Pointing to the continued momentum in high-frequency indicators, Chief Economic Adviser V Anantha Nageswaran on Wednesday upgraded his assessment of economic growth for FY24 to 6.5% with risks evenly balanced from a ‘high downside risk’ to the forecast in the Economic Survey.
Benefitting from the positive surprise for Q4, the FY23 GDP growth of 7.2% exceeded the advance estimate of 7% by a healthy margin, data released by the government on Wednesday showed.
“We don’t see the risks to 6.5% as weighted towards the lower side. So, if anything we are upgrading our assessment of the growth,” Nageswaran said.
“That there is as good a chance that this number (6.5%) may be exceeded as there is a chance that reality may undershoot this number.”
Nageswaran pointed to the momentum in the high-frequency indicators for his optimism for FY24. These include the momentum in the Purchasing Managers Indices (PMI), in credit growth and in private sector capital formation. The revenue collections of the government are also well poised to maintain its capital investment plans, he said.
PMI manufacturing, after remaining well in the expansionary zone throughout Q4 of FY23, registered a four-month high of 57.2 in April 2023. PMI-Services, after a robust performance in Q4 FY23, expanded at the fastest pace in 13 years in April 2023 to 62, on the back of strong demand, particularly in the finance and insurance sub-sector sectors. CPI inflation declined from a peak of 7.8% in April 2022 to an 18-month low of 4.7% in April 2023, driven by a reduction in food and core inflation.
Private Final Consumption Expenditure (PFCE) moderated, with its share in GDP declining from 61.6% in Q3 to 55% in Q4 of 2022-23 as the release of pent-up demand may be showing signs of some weakness, analysts said.
Nageswaran said there are signs of private final consumption expenditure turnaround with rural demand and urban consumption demand doing quite well.
“With the expected pick up already happening in the residential real estate construction and overall industrial activity, employment of labour, which have migrated to rural India will return to urban India and therefore income transfer to rural India should also happen,” the CEA said. “Therefore, we are confident that private final consumption expenditure growth will be respectable for 2023-24.”
The Reserve Bank of India has forecast the GDP growth to be 6.5% in FY24, while the International Monetary Fund has estimated it to be 5.9%. Rating agencies S&P and Fitch have estimated the GDP to grow at 6% in the current financial year.
Rating agency Icra chief economist Aditi Nayar said: “ICRA projects growth of real GDP in FY24 at 6%, with a downside risk of up to 50 bps in the event that an El Nino affects the monsoon rains.”
“At the same time, frontloaded capex by the government of India and the States and a rapid execution of infra projects could provide an upside to our GDP estimates for the fiscal. We foresee the nominal GDP growth at 10.0% for FY24,” Nayar said.

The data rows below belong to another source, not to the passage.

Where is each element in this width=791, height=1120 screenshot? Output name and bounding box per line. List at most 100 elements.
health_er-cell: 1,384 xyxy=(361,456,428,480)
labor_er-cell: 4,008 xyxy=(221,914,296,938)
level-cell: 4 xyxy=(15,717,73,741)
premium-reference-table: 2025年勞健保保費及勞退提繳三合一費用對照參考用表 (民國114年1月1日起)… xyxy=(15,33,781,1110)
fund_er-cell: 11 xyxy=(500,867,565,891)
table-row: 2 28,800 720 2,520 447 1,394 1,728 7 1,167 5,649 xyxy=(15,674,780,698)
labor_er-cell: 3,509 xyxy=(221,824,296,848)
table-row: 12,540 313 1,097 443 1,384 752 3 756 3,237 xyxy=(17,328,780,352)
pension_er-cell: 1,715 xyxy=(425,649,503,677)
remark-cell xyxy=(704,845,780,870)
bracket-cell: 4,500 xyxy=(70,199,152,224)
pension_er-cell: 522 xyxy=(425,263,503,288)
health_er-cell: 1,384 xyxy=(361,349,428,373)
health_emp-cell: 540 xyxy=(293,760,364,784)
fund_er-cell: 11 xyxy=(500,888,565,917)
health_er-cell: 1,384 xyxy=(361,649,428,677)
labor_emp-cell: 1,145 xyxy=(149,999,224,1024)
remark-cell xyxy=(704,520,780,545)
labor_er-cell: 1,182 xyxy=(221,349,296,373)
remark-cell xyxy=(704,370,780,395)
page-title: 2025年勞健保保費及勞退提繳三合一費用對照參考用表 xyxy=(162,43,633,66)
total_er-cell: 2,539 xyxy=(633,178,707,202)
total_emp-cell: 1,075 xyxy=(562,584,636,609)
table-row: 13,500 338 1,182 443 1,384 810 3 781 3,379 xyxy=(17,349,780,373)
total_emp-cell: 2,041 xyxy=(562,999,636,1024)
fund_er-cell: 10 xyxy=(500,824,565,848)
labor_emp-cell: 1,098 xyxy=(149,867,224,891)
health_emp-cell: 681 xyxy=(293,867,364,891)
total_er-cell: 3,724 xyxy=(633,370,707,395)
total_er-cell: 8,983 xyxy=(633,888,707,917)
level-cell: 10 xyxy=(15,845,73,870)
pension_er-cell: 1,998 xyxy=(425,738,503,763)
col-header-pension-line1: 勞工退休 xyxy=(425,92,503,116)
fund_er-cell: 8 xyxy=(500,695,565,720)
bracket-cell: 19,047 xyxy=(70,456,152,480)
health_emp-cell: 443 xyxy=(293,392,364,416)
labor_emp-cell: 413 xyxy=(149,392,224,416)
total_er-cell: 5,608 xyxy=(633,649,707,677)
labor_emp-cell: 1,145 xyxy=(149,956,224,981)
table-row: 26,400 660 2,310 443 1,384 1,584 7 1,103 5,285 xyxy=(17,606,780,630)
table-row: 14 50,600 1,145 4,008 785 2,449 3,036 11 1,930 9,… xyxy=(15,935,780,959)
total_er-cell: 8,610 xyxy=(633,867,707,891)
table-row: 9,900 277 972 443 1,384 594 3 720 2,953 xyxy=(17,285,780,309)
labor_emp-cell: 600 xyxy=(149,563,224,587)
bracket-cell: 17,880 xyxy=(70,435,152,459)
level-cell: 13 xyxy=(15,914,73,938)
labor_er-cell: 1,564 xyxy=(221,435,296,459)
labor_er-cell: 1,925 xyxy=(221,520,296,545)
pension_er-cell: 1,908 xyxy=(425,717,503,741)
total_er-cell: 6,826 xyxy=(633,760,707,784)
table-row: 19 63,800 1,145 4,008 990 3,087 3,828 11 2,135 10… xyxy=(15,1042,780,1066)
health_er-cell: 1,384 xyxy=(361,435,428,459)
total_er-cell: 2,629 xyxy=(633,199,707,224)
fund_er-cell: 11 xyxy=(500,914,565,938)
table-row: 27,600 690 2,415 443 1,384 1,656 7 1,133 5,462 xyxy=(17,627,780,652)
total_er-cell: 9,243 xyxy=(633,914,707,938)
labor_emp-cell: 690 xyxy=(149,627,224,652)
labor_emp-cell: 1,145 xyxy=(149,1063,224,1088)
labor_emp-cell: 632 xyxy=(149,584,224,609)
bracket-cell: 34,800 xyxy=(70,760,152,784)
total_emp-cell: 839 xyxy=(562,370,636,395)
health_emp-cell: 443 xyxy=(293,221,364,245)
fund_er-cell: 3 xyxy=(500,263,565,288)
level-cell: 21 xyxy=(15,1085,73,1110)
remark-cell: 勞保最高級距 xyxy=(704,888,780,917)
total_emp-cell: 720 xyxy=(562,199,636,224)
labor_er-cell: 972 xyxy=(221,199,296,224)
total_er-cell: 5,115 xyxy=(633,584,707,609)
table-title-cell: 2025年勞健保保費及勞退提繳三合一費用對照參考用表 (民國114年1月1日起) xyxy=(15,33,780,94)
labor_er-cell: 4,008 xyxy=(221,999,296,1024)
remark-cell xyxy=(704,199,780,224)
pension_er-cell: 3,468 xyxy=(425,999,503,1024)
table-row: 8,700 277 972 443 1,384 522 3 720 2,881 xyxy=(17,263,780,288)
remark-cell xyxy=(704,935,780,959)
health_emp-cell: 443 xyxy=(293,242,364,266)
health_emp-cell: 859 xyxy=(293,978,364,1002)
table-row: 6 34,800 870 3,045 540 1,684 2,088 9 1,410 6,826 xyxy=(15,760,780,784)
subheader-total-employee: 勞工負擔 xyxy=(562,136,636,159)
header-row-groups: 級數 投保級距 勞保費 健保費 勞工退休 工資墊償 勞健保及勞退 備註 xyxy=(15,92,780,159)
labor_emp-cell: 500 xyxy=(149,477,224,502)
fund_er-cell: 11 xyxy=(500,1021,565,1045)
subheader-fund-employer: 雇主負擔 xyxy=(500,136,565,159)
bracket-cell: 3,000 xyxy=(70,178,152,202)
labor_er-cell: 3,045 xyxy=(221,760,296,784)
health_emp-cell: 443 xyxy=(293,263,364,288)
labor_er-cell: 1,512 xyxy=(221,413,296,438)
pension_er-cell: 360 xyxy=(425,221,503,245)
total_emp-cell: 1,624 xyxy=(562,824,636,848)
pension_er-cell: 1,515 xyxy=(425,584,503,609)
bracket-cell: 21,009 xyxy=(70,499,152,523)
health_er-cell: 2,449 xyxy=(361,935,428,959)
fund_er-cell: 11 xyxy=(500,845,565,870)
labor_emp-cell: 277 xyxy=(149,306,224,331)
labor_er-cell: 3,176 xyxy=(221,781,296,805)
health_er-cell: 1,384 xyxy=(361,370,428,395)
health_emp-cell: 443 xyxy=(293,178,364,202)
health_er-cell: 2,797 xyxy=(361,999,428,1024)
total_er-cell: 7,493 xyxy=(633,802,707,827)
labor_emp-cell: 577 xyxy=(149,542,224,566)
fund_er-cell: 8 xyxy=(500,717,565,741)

CareEdge chief economist Rajani Sinha has projected the GDP growth to moderate to 6.1% in FY24 due to a combination of factors including normalization of base, slowing domestic discretionary demand, subdued external demand and financial uncertainties.
“Rising rural wages, record foodgrains production (as per the 3rd AE) and expectation of lower food inflation bodes well for the rural demand outlook,” Sinha said, but added that the share of private consumption in GDP could witness a marginal fall.
“Investment demand is expected to remain robust, however, global growth slowdown and financial uncertainties could weigh on business optimism. The drag from net exports on overall GDP could be lower with an expected improvement in trade balance in FY24,” Sinha added.
Bank of Baroda chief economist Madan Sabnavis said a higher growth number than expected at 7.2% in FY23 will put pressure on growth performance in FY24 which he has projected at 6-6.5%. “The phenomenon of pent-up demand will not be strong and private sector investment has to pick up this year,” Sabnavis said.